Tips for Reliable Large Runs

  • Use maxResults to break large jobs into manageable batches (e.g. 200 songs per run)
  • Run during off-peak hours (UTC late night / early morning) for lower blocking rates
  • Monitor the run log for CAPTCHA retry rates; if retries spike, pause and resume later
  • For very large corpora (10,000+ songs across many artists), use the Apify scheduler to spread runs over multiple days

FAQ

Can I use datacenter proxies? You can try, but expect very high failure rates. AZLyrics actively blocks datacenter IP ranges.

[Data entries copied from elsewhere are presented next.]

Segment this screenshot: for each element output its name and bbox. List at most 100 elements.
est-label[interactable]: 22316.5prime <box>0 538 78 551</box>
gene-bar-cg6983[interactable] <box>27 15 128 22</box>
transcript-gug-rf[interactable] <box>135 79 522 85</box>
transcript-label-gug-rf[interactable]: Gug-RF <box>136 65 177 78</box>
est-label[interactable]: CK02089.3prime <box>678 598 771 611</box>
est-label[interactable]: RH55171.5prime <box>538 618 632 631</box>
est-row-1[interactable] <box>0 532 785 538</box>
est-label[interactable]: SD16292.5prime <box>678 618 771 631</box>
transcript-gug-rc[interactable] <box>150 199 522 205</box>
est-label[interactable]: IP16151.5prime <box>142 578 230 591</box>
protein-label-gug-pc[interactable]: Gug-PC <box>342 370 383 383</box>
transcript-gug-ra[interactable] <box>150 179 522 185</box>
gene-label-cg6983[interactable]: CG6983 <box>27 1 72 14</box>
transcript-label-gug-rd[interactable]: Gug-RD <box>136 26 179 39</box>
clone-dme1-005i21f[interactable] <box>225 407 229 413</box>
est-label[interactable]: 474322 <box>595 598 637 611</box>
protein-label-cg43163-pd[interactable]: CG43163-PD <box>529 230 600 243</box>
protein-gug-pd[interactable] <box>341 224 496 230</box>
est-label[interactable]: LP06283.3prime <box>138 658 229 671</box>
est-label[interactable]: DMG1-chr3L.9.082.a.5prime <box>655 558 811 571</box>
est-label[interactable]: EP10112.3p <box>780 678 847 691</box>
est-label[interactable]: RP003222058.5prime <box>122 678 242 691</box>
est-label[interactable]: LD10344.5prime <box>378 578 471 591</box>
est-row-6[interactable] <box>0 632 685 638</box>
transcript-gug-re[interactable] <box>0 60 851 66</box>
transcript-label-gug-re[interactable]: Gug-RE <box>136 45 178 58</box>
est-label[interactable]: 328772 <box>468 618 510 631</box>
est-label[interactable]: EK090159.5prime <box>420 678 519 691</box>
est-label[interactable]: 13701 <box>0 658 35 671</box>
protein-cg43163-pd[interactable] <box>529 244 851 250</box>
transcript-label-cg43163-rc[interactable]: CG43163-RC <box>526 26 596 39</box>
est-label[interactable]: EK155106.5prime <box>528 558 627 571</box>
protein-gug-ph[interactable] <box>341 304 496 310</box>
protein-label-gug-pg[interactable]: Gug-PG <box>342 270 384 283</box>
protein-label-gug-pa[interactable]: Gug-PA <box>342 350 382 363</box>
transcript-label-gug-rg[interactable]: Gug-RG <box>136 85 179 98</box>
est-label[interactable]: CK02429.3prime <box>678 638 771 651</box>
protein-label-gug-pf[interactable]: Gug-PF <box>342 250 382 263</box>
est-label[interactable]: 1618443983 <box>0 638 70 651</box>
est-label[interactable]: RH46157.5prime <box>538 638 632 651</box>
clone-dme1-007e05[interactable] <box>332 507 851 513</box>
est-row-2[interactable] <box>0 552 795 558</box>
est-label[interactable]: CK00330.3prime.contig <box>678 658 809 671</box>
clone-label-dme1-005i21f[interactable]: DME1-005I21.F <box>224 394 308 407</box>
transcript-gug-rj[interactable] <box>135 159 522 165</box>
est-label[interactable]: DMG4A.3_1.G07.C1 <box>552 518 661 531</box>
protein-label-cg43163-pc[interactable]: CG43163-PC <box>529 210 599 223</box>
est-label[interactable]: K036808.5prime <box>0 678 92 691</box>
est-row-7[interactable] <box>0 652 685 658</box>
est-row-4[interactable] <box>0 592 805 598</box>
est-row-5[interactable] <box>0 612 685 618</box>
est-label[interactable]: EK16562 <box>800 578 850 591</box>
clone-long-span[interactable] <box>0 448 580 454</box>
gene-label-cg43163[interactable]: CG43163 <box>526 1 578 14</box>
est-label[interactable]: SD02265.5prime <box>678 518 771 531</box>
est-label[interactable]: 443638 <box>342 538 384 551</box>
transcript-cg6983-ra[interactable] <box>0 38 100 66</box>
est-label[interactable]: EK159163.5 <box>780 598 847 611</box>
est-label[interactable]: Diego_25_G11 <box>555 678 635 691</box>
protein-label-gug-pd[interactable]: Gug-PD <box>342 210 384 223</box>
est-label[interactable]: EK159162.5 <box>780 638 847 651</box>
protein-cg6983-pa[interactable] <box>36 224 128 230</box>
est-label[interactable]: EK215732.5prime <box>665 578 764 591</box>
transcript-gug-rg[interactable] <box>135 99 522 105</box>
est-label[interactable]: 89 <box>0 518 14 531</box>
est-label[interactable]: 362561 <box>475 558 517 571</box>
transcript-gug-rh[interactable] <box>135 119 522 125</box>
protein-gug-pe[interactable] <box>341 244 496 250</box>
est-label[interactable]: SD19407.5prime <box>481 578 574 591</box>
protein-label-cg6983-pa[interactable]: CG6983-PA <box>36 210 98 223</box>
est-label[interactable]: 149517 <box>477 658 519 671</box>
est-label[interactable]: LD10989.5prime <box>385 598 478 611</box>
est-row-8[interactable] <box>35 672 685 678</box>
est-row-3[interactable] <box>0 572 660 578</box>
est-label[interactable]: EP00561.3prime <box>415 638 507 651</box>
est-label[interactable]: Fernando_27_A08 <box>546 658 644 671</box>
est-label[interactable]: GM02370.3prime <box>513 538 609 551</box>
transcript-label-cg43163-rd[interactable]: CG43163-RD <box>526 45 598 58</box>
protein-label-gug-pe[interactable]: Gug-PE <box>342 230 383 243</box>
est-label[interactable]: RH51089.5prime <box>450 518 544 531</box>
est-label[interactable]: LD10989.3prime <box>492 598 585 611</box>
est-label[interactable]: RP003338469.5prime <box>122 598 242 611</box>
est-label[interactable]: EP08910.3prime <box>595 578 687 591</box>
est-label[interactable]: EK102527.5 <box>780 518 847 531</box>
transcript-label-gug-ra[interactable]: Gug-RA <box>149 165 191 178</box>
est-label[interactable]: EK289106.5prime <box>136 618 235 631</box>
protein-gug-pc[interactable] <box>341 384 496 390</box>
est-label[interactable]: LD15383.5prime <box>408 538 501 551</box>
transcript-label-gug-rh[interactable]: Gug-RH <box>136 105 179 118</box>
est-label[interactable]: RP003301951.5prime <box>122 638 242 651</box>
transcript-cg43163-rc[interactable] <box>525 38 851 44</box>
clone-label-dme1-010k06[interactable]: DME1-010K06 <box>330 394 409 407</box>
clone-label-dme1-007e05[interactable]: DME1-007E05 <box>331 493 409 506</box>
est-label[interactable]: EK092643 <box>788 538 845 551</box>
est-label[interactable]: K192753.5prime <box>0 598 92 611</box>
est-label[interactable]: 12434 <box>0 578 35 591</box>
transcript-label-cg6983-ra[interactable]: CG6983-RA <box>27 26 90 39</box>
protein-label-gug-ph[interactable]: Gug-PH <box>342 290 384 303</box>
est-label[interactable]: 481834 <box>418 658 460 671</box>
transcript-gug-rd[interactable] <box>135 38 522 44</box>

Residential proxies are strongly recommended.

How fast is the scraping? With default settings (3--7 second delays, 3 concurrent sessions, max 12 requests/minute), expect roughly 10--15 songs per minute. The Actor prioritizes reliability over speed.

What happens when a CAPTCHA is triggered? The Actor detects the CAPTCHA response, discards the current session (IP + cookies), and retries the request with a fresh session. Most CAPTCHA blocks resolve automatically within 1--2 retries.

Are the lyrics cleaned? Yes. The Actor extracts raw text content from the browser DOM, strips all HTML, trims whitespace, and normalizes line breaks. The output is clean plain text ready for NLP pipelines.

Can I scrape lyrics without artist catalog data? Yes. Provide individual song page URLs via startUrls. The Actor will scrape only those songs without generating catalog records.

What if an artist name does not match? The Actor first constructs a direct URL from the normalized artist name. If that page returns no results (404 or empty song list), it falls back to a Google site:azlyrics.com search to find the correct page.

Can I use a non-OpenAI translation provider? Yes. Set translateBaseUrl to any OpenAI-compatible API endpoint and translateModel to the model you want. For example, use Google Gemini by setting the base URL to https://generativelanguage.googleapis.com/v1beta/openai/ and the model to gemini-2.0-flash.

What is the difference between integrated and BYOK translation? With integrated translation ($0.008/song), the Actor uses a built-in OpenAI API key -- you do not need your own. With BYOK translation ($0.002/song), you provide your own API key and pay your LLM provider directly, so the Actor charges a lower fee.